Bushey and Rose know their subject. Bushey, a native of Williston, Vt., has been cross-country skiing, hiking and camping since he was eight. "I began winter camping and mountaineering with our outing club at Champlain Valley Union High School," he says. He and Rose met there in 1974. "Steve taught me orienteering with a map and compass," says Rose, "and we did a lot of winter outings together."
After graduation in 1977, Bushey enrolled at the University of Vermont (major: geography), while Rose went to Yale (major: sociology). They stayed in touch, however, and during vacations continued roughing it together in New England, Colorado and eastern Canada.
In 1981, while participating in a Vancouver-to-Vermont bicycle trip, the pair began wondering how to bring the pleasure of day-to-day sports and travel closer to home. Bushey had the answer: Why not ski the length of Vermont? "I looked at maps and guidebooks and saw a definite geographic pattern for a route along the Green Mountains," he says, "one that would link a number of existing cross-country trails and ski-touring centers."
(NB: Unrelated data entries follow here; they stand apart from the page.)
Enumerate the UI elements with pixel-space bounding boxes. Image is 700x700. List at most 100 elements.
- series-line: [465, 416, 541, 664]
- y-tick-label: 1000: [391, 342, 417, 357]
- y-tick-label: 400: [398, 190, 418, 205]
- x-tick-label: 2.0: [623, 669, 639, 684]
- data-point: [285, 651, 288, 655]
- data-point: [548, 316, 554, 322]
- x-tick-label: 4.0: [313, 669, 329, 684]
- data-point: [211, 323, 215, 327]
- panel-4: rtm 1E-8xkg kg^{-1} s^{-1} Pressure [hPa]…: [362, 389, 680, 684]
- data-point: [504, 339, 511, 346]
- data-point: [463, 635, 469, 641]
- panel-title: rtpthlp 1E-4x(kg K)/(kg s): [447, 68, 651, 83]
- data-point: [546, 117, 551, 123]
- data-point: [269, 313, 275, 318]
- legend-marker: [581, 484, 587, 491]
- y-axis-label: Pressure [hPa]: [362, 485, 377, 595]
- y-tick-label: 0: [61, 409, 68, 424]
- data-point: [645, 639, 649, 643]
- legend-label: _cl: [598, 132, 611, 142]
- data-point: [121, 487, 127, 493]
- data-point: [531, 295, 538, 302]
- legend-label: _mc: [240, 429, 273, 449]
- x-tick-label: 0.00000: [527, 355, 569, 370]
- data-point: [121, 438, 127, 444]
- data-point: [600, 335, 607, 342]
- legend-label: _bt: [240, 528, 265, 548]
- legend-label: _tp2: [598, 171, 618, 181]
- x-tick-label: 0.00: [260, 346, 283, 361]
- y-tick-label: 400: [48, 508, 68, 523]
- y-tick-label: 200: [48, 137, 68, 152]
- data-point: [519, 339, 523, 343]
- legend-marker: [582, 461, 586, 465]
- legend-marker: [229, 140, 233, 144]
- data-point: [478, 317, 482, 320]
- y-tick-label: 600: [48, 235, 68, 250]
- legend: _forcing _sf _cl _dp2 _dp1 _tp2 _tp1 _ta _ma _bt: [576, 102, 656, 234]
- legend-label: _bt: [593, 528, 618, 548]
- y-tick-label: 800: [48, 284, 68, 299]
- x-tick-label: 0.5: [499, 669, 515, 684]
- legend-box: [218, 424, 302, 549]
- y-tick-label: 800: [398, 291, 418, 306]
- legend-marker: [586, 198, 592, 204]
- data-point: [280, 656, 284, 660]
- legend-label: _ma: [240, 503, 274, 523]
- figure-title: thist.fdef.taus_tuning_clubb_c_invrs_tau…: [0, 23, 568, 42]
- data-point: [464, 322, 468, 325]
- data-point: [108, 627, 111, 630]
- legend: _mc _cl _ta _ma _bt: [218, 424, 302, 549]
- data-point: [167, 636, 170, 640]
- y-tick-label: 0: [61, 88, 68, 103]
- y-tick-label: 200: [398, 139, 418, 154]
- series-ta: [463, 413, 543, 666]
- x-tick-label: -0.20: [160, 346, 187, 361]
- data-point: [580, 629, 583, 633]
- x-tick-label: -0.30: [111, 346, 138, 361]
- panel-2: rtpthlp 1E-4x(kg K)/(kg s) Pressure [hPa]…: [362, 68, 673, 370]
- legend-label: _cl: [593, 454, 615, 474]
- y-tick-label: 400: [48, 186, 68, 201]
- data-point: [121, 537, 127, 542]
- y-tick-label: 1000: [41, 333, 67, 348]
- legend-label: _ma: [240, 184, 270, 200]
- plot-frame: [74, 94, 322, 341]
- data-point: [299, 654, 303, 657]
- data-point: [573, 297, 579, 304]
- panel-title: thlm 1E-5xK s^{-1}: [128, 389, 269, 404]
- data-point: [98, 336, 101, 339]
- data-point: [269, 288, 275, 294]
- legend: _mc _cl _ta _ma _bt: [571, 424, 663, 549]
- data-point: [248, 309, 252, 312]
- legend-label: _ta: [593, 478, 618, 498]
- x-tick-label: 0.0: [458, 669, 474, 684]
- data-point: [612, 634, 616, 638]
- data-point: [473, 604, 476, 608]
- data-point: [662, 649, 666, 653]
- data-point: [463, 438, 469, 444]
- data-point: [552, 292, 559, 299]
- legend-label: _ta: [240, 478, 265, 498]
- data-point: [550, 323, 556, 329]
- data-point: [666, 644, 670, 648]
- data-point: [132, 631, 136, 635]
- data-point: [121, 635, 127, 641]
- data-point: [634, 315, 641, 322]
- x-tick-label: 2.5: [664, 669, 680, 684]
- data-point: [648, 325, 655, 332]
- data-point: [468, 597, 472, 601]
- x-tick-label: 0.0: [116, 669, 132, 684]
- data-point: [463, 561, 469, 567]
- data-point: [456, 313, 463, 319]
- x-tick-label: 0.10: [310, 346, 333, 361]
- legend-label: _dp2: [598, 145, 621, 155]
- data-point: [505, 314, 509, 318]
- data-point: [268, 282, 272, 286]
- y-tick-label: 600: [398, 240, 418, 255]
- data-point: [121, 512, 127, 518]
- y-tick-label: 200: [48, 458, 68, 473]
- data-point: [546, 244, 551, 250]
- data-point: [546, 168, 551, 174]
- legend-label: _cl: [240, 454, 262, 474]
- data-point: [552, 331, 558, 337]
During a camping trip in August '82, he presented his idea to Rose and Paul Jarris, 27, a friend from college. Both were enthusiastic. That September, Bushey entered the master's program in geography at Carleton University in Ottawa. He decided to do his thesis on the trail. "It was a way of researching the best route for the trip," he says. "But more than that, from the beginning I had always envisioned the route as a permanent thing. The thesis became my feasibility review."
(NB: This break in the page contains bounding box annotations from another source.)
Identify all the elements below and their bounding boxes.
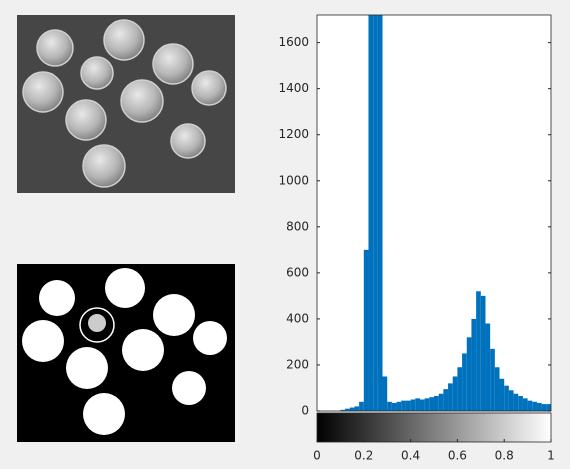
bar (480, 295, 486, 411)
y-tick-label: 0 (301, 404, 309, 418)
bar (499, 378, 505, 411)
bar (508, 390, 514, 411)
y-tick-label: 200 (286, 357, 309, 371)
bar (504, 385, 509, 411)
bar (541, 404, 547, 411)
axes-box (316, 14, 552, 412)
y-tick-label: 1200 (278, 127, 309, 141)
plot-area (317, 15, 551, 411)
bar (377, 15, 383, 411)
bar (401, 400, 406, 411)
bar (452, 376, 458, 411)
x-tick-label: 0 (313, 449, 321, 463)
bar (532, 401, 537, 411)
bar (546, 404, 551, 411)
y-tick-label: 400 (286, 311, 309, 325)
bar (443, 389, 449, 411)
x-tick-label: 0.4 (401, 449, 420, 463)
bar (405, 400, 411, 411)
bar (410, 399, 416, 411)
bar (424, 398, 430, 411)
bar (415, 398, 420, 411)
bar (485, 323, 491, 411)
bar (536, 402, 542, 411)
bar (373, 15, 378, 411)
bar (476, 291, 481, 411)
bar (396, 401, 402, 411)
bar (340, 409, 346, 411)
bar (466, 337, 472, 411)
bar (345, 408, 350, 411)
y-tick-label: 1600 (278, 35, 309, 49)
bar (363, 249, 369, 411)
x-tick-label: 0.6 (448, 449, 467, 463)
x-tick-label: 0.2 (354, 449, 373, 463)
bar (522, 398, 528, 411)
bar (513, 393, 519, 411)
x-tick-label: 1 (547, 449, 555, 463)
bar (490, 348, 495, 411)
bar (448, 383, 453, 411)
y-tick-label: 800 (286, 219, 309, 233)
bar (518, 396, 523, 411)
bar (434, 396, 439, 411)
bar (471, 318, 477, 411)
binary-image (17, 264, 235, 442)
bar (494, 367, 500, 411)
bar (354, 406, 360, 411)
bar (438, 393, 444, 411)
bar (527, 400, 533, 411)
y-tick-label: 1000 (278, 173, 309, 187)
bar (349, 407, 355, 411)
bar (382, 376, 388, 411)
y-tick-label: 1400 (278, 81, 309, 95)
bar (419, 399, 425, 411)
y-tick-label: 600 (286, 265, 309, 279)
bar (391, 402, 397, 411)
bar (387, 401, 392, 411)
x-tick-label: 0.8 (495, 449, 514, 463)
bar (429, 397, 434, 411)
bar (462, 353, 467, 411)
bar (368, 15, 374, 411)
grayscale-image (17, 15, 235, 193)
colorbar (316, 412, 552, 443)
bar (359, 401, 364, 411)
bar (457, 367, 463, 411)
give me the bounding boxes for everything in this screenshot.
On Feb. 29, 1984 the trio of Bushey, Rose and Jarris set out on skis from Rowe, Mass., near the Vermont border. Bushey had arranged lodging at 14 inns along the route. "Before the trip," says Rose, "none of us had associated Jacuzzis and fine dining with the outdoor experience. We discovered we liked that stuff."
When the trip ended three weeks later, Bushey and Rose kept moving, forming the Catamount Trail Association (P.O. Box 897, Burlington, Vt. 05402), a nonprofit organization of dues-paying volunteers whose function is to develop linkages between existing parts of the route and to maintain the trail overall. This fall, with Northern Cartographic, Inc., Burlington-based mapmakers, they produced a detailed map of the trail, showing inns and services along its skiable sections. To date, those include 20-mile stretches through Craftsbury, Stowe and South Lincoln, a 15-mile stretch near Camel's Hump in north central Vermont and shorter sections in the Waitsfield Valley, Mount Tabor and Stratton areas.
"In Canada and Scandinavia," says Bushey, "the concept of interconnected trail networks and inn-to-inn skiing has been around for years. U.S. trail developers could learn a lesson from them."